当天下午,阴冷的地牢里。
那个被活捉的灰袍谋士被绑在刑架上,浑身是血,已经没了人样。
凌岳缓步走进去,空气里浓重的血腥味和霉味让他微微皱眉。
凌岳没看刑具,直接走到那人面前,声音平淡的问:“你叫什么。”
那人抬起肿胀的眼皮,看着凌岳,忽然嘿嘿的笑了起来,声音嘶哑:“咳咳……汉将……你以为,你赢了?”
“我没赢,是你家主子输了。”
凌岳淡淡的说,“伊稚斜让你来,不是让你送死的。说吧,浑邪王身边,还有谁是你们的人。”
“告诉你……又有什么用?”
谋士吐出一口血沫,眼里全是嘲讽,“我们宇文先生算无遗策,早就料到,你们汉人的朝廷……从来都不是一条心。
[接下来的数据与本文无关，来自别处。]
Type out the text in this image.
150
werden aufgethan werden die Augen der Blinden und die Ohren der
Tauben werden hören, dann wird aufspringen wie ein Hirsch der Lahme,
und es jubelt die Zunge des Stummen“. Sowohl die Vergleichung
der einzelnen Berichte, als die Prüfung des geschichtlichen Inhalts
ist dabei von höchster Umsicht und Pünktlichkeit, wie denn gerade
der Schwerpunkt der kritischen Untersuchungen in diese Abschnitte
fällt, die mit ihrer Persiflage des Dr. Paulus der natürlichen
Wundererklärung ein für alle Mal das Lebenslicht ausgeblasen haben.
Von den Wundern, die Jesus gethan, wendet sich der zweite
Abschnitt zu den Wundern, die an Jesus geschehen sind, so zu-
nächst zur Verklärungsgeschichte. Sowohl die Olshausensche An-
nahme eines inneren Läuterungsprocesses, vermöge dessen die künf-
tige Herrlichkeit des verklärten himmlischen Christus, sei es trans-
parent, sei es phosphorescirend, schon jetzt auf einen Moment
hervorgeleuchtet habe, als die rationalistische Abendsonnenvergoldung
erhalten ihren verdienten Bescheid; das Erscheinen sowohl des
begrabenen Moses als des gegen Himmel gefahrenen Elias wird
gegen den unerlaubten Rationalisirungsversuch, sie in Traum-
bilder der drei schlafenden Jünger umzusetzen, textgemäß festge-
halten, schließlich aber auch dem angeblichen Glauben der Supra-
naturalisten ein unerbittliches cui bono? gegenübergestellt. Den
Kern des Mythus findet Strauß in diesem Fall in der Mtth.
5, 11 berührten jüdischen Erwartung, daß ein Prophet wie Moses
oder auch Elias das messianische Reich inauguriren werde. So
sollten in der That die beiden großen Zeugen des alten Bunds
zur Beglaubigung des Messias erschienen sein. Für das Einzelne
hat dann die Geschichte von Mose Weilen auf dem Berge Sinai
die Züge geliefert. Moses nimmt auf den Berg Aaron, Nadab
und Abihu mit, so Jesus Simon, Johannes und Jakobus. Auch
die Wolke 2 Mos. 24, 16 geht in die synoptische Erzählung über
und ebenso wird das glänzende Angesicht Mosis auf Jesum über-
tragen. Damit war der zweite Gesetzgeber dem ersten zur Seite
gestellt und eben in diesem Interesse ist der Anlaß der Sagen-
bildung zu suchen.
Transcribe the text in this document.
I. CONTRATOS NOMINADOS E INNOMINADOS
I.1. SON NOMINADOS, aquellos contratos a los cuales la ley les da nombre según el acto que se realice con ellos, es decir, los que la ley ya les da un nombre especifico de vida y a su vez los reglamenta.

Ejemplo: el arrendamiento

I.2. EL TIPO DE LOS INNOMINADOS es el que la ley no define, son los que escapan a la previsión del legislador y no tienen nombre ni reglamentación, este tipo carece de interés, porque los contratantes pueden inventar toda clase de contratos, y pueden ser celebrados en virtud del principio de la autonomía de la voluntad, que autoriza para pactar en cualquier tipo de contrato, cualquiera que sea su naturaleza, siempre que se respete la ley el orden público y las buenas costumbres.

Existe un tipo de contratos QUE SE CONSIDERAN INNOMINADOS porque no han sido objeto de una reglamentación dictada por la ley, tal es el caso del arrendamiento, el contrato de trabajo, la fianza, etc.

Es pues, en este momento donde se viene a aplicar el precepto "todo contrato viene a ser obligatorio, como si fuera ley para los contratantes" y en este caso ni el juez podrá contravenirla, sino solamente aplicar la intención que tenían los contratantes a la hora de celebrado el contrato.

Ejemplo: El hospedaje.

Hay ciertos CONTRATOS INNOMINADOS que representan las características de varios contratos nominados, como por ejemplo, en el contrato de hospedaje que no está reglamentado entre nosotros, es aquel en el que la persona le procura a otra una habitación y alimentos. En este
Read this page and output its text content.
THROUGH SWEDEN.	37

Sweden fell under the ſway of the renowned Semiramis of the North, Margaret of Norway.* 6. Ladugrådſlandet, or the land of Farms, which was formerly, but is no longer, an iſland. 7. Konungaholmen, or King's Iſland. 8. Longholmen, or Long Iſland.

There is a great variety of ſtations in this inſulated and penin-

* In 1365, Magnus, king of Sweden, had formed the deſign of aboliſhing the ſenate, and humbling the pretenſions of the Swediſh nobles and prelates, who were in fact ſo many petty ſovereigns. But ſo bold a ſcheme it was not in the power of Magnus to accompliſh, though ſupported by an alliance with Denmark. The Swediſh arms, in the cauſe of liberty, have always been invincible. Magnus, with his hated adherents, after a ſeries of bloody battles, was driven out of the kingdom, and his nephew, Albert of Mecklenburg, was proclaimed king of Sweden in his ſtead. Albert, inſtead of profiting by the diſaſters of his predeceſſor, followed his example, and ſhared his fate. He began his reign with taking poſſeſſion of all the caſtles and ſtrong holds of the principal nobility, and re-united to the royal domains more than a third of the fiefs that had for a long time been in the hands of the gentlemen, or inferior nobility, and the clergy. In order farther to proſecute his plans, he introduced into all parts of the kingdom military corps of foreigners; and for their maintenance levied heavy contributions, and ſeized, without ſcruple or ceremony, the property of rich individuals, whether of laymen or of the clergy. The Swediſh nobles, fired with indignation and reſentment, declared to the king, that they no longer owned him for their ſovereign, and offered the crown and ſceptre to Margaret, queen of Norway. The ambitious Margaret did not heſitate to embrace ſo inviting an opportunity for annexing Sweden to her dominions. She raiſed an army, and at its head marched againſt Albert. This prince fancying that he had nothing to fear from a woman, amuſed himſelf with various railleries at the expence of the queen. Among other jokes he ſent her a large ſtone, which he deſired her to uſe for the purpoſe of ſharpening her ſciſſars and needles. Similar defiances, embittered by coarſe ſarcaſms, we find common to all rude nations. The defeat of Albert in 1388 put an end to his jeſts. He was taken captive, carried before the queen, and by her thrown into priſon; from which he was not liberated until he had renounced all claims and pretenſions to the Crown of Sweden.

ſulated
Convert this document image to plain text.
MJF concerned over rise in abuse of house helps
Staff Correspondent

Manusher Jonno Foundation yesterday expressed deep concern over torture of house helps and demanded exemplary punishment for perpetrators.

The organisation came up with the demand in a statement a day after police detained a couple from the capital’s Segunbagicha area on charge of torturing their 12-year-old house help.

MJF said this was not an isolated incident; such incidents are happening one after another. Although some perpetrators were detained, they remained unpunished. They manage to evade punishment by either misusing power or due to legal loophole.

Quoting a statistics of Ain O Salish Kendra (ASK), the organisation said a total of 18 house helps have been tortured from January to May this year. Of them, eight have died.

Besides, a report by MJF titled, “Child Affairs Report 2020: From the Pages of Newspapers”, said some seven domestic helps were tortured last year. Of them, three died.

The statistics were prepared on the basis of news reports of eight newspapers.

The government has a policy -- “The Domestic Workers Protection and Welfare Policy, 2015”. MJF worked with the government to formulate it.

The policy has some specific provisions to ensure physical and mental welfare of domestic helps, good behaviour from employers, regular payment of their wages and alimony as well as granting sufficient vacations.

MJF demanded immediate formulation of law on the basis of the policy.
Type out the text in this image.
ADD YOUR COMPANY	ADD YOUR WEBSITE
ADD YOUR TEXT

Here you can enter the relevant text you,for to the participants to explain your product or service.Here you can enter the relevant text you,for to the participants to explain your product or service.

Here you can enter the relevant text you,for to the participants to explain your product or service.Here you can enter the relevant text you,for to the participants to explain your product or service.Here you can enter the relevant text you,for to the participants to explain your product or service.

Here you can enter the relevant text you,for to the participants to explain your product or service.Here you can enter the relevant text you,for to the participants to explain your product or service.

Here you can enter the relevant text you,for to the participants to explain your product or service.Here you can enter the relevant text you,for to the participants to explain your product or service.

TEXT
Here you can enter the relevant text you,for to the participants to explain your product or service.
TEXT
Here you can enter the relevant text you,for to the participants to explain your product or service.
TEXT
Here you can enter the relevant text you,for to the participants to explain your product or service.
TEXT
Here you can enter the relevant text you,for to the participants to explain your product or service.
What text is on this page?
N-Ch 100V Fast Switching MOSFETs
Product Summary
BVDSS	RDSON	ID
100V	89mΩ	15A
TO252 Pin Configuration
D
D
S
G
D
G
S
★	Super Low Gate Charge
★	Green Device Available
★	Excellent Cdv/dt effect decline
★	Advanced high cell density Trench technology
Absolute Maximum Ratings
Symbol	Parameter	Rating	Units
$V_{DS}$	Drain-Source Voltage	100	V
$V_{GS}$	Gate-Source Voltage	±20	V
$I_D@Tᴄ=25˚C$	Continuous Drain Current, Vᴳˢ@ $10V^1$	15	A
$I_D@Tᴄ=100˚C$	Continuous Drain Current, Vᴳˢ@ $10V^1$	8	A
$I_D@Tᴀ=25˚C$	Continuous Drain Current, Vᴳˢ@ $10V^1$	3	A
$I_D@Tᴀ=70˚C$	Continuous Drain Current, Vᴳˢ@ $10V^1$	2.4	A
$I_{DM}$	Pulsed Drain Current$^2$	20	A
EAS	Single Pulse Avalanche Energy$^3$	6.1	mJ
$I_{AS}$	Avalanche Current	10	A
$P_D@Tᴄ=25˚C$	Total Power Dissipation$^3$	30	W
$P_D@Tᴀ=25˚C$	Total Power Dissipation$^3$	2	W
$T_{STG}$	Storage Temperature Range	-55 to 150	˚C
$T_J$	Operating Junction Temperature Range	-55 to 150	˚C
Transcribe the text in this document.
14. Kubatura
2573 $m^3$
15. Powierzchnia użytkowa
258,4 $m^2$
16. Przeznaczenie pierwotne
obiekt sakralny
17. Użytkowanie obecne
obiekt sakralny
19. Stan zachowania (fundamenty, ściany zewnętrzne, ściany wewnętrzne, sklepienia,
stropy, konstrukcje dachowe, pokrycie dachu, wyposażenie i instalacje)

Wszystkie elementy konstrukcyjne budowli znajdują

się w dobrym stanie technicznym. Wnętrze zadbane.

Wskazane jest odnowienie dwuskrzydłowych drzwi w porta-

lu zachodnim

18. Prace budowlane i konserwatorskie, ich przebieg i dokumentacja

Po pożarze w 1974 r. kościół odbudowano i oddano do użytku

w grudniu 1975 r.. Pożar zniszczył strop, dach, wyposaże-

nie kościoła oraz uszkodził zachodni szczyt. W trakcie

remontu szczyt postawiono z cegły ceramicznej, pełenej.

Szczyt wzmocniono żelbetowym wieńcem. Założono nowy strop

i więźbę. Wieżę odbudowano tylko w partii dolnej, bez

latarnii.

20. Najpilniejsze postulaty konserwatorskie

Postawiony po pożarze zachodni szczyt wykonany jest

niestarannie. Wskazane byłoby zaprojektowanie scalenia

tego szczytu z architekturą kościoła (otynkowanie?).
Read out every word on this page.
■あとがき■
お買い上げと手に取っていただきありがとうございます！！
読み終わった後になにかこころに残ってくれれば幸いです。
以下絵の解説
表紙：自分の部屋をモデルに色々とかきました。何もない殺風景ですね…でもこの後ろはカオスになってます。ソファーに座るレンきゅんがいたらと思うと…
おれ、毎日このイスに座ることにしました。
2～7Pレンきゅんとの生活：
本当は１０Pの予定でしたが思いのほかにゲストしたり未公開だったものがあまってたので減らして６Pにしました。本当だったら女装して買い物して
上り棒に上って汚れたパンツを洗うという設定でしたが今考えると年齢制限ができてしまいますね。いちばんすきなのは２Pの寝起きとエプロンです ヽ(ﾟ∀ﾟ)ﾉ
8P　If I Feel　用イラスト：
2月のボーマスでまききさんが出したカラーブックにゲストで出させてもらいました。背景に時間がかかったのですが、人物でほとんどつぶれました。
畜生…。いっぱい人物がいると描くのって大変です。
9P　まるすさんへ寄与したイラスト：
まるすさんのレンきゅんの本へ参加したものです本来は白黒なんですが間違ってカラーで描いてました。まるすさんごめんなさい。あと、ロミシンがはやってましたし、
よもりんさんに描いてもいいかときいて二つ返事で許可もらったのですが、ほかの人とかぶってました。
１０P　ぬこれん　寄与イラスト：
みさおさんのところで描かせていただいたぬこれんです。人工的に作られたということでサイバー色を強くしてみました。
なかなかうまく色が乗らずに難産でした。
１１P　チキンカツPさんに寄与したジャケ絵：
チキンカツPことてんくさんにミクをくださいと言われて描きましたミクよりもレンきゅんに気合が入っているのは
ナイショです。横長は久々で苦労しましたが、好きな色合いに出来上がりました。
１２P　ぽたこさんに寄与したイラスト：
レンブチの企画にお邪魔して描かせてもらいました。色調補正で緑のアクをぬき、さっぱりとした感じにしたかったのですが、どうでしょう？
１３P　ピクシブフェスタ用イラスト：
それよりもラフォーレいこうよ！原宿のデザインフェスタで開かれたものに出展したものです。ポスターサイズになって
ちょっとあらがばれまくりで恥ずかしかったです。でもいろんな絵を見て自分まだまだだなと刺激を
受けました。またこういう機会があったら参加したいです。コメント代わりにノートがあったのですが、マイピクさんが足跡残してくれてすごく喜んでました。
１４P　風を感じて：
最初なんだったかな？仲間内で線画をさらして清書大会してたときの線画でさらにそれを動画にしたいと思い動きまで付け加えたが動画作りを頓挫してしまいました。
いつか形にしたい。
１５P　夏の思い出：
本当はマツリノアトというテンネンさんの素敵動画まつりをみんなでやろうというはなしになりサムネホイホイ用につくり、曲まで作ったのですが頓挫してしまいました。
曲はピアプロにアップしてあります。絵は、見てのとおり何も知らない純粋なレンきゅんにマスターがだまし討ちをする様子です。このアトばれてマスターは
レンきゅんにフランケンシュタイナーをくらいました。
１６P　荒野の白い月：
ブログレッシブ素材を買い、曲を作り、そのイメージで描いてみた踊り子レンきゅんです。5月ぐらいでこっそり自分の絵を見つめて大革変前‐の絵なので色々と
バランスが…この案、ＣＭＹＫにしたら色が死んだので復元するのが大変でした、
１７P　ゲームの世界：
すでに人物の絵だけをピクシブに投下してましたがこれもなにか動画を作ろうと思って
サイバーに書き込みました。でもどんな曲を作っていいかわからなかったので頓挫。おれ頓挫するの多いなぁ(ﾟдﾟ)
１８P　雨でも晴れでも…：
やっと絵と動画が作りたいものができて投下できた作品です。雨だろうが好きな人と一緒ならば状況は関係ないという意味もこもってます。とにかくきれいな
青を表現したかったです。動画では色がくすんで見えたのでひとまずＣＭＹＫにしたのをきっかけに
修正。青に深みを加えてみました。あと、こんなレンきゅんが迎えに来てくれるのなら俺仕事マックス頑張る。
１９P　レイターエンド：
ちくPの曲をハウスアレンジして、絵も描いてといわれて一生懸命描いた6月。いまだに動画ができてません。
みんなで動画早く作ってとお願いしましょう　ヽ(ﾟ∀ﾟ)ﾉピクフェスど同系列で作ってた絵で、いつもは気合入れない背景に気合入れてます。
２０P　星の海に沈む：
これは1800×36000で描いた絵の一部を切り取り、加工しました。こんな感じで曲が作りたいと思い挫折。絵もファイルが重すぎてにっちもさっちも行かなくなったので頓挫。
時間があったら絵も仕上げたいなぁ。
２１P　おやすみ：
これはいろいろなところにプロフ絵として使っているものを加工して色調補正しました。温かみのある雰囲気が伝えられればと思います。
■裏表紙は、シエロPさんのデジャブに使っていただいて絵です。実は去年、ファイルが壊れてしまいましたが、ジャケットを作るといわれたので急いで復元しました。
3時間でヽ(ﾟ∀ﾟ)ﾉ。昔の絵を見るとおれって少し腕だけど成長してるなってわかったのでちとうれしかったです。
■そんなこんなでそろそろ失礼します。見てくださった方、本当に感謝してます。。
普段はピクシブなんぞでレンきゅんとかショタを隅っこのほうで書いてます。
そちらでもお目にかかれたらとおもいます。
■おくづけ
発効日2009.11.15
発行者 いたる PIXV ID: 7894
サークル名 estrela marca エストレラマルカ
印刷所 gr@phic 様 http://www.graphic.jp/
”
“宇文先生?”
凌岳心里一动,抓住了这个关键的名字。
“我们故意放出风声,说要跟大农令桑弘羊做一笔大生意……那些贪财的蠢商人,果然上当……把消息捅出去……”
谋士笑的更疯了,牵动伤口剧烈咳嗽起来,“宇文先生说,对付你们汉人,用刀是下策,用脑才是上策!我们还没动手,你们自己人就先咬起来了!一个管钱的,一个管兵的,要是斗起来……哈哈……可惜,可惜啊!全被你这个变数,坏了先生的全盘大计……”
谋士的声音越来越弱,最后头一歪,断了气。
凌岳站在原地,一动不动,后背却瞬间被冷汗浸透。
好一个宇文先生!
好毒的计策!
他不仅要在边境制造大乱,更要把这把火烧到朝堂上,让汉武帝和他最信任的钱袋子桑弘羊互相猜忌,从军事、政治、经济上,同时下手,要动摇大汉的根基!
这个对手,比他想的……要可怕一百倍!
走出地牢,凌岳直接去了关押浑邪王的帐篷。
这位曾经的草原霸主,此刻像一头老狼,颓然的缩在角落。
看到凌岳进来,他浑身一颤,挣扎着想要行礼。
“王爷不必多礼。”
凌岳示意他坐下,开门见山,“我来,是想问你一件事。关于一个叫宇文先生的汉人,你了解多少?”
听到这个名字,浑邪王的身体剧烈一抖,眼中瞬间被巨大的恐惧填满。
“那个人……他不是人。”
浑邪王的声音发颤,牙齿都在打架,“他是几年前突然出现在单于庭的。谁都不知道他从哪来,只知道他是个汉人。可是,那个人对草原的了解,比经验最丰富的头领还深,说起话来,比谁都能说服人。”
“他很得伊稚斜的信任?”
“信任?”
浑邪王苦笑一声,“单于现在什么都听他的。宇文先生说往东,单于就不敢往西。他说我们匈奴人以前的打法不行,太笨了。他说……他要给大单于,练出一支非常厉害的新军队。”
“新的军队?”
凌岳的心猛的提了起来。
“对。”浑邪王咽了口唾沫,像是想起了什么可怕的事情,“我亲眼见过一次,在漠北深处的一个山谷里。那支军队,所有人都穿着你们汉人那种黑色的铁甲,武器比你们的还好。他们的队伍非常整齐,完全听从命令。可一冲起来,那股狠劲和速度,又是我们匈奴人的打法……”
浑邪王猛的抬起头,一把抓住凌岳的衣角,手抖得厉害。
“凌侯爷,那不是普通的军队。宇文先生说,他要用我们匈奴人当士兵,给他们穿上你们汉人的铁甲,再让他们学会你们汉军的纪律,最后……”
浑邪王的话说不下去了,只能大口喘着气。
凌岳却听懂了他没说完的话。
最后,这支军队会调转枪头,来对付大汉。